大好物の「せいろ」で禁断症状を緩和させるつもりだったが、壁に「ゆずきり、始めました」の張り紙が。どちらにしようかしばし迷った末、注文したのは折衷案としての「2種もり」。「せいろ」と「ゆずきり」を同時に楽しもうというのだ。
いつぞや、三軒茶屋の「安曇野」で「ゆずきり」を初めに食べ、そのあと「せいろ」を食べたら、せいろ蕎麦の繊細な味がわからなくなってしまったという学習をしているので、今回はまずは「せいろ」から。何度食べてもこれは旨い。ホッと落ち着く味である。

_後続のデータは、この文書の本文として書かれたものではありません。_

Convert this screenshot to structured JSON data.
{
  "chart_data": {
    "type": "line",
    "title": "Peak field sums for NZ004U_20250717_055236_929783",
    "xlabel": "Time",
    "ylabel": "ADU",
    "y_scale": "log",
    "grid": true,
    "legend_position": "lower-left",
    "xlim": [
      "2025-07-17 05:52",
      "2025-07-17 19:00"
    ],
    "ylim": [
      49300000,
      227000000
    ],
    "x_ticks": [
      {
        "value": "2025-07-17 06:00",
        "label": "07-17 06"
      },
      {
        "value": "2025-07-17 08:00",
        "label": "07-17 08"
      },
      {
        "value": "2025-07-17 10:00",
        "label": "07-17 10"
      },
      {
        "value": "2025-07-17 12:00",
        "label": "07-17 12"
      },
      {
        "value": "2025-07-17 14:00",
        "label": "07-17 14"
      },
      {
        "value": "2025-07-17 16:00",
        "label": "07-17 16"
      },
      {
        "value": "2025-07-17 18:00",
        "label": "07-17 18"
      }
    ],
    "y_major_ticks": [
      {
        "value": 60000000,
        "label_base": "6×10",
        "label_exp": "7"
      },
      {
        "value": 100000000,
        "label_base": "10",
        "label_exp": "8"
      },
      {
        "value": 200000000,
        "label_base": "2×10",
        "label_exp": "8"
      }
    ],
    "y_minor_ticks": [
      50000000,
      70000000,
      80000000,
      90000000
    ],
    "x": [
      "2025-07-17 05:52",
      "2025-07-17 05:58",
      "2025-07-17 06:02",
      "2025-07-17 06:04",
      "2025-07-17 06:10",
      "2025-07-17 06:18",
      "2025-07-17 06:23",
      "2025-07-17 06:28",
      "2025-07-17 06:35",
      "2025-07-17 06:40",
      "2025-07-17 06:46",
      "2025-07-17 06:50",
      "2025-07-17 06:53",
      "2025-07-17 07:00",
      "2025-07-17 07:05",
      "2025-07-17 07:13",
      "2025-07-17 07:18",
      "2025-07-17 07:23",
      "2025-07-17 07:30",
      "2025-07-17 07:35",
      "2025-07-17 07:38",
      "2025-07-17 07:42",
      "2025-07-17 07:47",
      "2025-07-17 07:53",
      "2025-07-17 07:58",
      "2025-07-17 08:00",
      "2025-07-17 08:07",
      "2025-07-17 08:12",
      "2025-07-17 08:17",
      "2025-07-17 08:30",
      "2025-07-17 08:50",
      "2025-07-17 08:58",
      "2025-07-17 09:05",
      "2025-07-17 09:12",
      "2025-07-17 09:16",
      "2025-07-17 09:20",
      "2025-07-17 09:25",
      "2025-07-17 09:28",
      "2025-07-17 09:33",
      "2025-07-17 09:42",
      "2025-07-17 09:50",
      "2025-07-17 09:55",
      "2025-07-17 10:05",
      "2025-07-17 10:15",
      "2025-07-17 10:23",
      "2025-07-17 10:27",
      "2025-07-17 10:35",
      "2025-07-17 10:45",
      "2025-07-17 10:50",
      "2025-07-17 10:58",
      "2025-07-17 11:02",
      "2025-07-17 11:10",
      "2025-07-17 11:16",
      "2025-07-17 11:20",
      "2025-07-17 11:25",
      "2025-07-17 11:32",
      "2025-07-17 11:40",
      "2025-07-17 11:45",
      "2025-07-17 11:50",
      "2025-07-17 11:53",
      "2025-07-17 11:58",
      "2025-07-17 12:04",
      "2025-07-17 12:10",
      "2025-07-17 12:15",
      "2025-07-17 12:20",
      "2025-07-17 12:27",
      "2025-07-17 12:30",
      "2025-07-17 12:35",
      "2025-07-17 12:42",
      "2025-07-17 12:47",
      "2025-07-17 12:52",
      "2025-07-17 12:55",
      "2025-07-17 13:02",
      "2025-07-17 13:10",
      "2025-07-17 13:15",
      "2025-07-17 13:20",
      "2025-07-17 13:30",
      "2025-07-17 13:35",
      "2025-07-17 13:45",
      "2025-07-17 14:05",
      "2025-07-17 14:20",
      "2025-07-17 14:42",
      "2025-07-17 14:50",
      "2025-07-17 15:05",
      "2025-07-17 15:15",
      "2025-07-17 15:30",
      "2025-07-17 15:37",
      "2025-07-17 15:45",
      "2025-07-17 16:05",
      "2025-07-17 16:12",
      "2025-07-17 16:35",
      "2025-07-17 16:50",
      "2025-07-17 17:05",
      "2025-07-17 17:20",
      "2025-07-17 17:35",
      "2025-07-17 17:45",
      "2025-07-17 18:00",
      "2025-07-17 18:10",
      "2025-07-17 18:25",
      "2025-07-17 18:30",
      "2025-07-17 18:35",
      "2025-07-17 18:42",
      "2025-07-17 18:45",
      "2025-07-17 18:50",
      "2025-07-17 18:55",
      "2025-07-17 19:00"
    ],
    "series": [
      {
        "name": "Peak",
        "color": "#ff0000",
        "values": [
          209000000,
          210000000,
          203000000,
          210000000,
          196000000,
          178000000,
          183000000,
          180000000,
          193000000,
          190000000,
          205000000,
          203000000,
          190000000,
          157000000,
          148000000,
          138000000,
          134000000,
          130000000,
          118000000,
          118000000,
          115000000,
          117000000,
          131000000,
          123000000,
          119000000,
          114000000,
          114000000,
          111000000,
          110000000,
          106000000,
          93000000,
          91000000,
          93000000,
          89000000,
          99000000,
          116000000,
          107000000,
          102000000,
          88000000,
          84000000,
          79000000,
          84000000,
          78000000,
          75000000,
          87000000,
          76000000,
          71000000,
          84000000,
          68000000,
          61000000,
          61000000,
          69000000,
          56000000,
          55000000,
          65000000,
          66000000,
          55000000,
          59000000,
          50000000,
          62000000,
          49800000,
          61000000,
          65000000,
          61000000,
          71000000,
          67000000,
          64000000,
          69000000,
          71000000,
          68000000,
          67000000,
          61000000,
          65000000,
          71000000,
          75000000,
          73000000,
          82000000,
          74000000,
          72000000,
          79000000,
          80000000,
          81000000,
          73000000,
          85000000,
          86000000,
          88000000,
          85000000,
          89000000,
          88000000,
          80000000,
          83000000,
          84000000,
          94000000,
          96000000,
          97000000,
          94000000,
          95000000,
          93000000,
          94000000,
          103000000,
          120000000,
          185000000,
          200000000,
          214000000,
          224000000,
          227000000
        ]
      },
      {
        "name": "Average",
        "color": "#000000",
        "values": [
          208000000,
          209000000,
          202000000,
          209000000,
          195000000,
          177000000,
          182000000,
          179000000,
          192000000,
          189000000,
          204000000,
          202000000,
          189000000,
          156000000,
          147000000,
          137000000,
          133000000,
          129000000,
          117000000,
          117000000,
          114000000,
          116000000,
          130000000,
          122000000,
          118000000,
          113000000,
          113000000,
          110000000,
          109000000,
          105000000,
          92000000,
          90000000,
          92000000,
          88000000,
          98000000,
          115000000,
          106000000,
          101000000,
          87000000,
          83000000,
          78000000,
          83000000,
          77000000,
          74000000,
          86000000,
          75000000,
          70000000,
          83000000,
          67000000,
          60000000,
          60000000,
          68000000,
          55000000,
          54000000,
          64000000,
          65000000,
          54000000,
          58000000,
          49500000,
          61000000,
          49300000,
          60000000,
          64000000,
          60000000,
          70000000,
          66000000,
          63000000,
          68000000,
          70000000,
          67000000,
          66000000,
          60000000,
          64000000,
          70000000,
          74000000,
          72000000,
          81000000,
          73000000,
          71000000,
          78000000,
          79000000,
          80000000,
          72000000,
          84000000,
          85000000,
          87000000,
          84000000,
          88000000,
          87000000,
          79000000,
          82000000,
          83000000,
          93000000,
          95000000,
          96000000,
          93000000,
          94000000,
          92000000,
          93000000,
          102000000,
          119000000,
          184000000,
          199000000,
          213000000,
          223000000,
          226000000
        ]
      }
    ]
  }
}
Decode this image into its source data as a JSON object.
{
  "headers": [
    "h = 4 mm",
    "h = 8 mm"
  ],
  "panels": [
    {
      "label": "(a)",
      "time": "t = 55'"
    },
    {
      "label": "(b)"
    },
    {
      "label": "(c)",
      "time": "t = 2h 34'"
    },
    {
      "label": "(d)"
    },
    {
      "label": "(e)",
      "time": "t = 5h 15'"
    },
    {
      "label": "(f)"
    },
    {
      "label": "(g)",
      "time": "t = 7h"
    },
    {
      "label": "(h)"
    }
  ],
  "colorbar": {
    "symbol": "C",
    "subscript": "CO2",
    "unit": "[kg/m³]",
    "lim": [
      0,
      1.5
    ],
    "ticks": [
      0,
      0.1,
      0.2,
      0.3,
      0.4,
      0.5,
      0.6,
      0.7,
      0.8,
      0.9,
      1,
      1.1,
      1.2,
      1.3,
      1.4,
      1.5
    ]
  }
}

次に食べた「ゆずきり」は「せいろ」よりもコシが強く、ゆずの香りと更科そばの香りとがうまい具合に混ざり合い心憎いほどの味わいである。
お蕎麦のあとはとろ~んとして香り高い蕎麦湯が待っている。これに揚げたての天かすを入れて、七味唐辛子をパラッとふりかけて飲むと別味を楽しむことができる。「朝日屋」はお蕎麦ひと品で2度楽しめるお蕎麦屋なのである。
夕方から会議が日本橋であるので、その前に蕎麦行脚を決行。場所は三越本店に程近い「利休庵」。注文は「もりそば」(580円)にした。
お蕎麦はこのように更科系の白さと細さである。味、香り、コシ、どれをとっても私の好みであるが、もり汁が少し甘すぎたように思われる。午後4時過ぎなのに、お客さんはひっきりなしに入ってくる。これは立地だけではなく、このお店のお蕎麦、店員さんの接客に起因するのであろう。
美味しいお蕎麦を気持ちよく食べられる「利休庵」には日本橋に来たときにはまた寄りたいと思う。